AUTHORS’ CONTRIBUTIONS

The authors’ responsibilities were as follows: SS participated in the design of the study, performed the data collection and the statistical analysis and served as the lead author of the manuscript. AA and BZ designed and supervised the study, and ensured the quality of the data and made a substantial contribution to the local implementation of the study assisted in the analysis and interpretation of the data. All authors read and approved the final manuscript.

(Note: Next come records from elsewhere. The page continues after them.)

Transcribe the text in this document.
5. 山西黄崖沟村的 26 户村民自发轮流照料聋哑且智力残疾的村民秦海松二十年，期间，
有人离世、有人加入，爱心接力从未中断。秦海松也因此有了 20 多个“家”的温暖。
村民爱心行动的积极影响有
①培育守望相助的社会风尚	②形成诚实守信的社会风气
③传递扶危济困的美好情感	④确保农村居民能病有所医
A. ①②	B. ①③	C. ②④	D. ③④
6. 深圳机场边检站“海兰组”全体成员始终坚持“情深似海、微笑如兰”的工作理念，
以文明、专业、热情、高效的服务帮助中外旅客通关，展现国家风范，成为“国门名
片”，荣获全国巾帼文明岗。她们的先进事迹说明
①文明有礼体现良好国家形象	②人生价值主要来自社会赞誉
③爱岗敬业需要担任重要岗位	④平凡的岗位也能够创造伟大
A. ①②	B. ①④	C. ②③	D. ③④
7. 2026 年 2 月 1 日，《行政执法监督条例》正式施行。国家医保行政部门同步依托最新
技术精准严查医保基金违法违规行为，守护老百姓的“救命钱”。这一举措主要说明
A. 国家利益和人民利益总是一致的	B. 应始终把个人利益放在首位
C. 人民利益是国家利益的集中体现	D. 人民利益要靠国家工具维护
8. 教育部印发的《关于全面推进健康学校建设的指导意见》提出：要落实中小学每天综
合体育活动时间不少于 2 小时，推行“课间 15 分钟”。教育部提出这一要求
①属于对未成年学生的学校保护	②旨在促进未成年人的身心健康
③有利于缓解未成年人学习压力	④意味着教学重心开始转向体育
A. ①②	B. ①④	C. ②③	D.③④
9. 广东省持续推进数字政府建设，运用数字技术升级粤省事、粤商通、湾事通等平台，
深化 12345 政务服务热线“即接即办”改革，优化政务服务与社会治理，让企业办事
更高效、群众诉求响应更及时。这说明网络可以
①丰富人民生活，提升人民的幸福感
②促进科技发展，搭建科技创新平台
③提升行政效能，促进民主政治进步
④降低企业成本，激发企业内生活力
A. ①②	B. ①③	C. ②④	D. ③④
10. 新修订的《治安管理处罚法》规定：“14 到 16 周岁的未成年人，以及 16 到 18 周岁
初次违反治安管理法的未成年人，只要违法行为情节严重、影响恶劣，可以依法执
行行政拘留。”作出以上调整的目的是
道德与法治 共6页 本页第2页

ETHICS APPROVAL AND CONSENT TO PARTICIPATE

Ethical clearance is obtained from Jimma University, Ethopia. A permission request letter was written to Mettu Karl Referral Hospital , Ethopia and permission letter was taken.

HUMAN AND ANIMAL RIGHTS

No animals were used in this research. All human research procedures followed were in accordance with the ethical standards of the committee responsible for human experimentation (institutional and national), and with the Helsinki Declaration of 1975, as revised in 2013.

CONSENT FOR PUBLICATION

Verbal consent was taken from each study participant.

FUNDING

The study was funded by Jimma University.

AVAILABILITY OF DATA AND MATERIALS

The data sets used and analyzed during the current study are available from the corresponding author on reasonable request.

CONFLICT OF INTEREST

The authors declare that they have no competing interests.

ACKNOWLEDGEMENTS

The authors would like to express their sincere gratitude to Jimma University for their support for the accomplishment of this study. The authors are also thankful for Mettu Karl Referral Hospital administrators for their permission to conduct the study. We would also like to thank supervisors and data collectors for taking their precious time to collect the data. We are glad to thank all the women who participated in this study and took their time to provide information.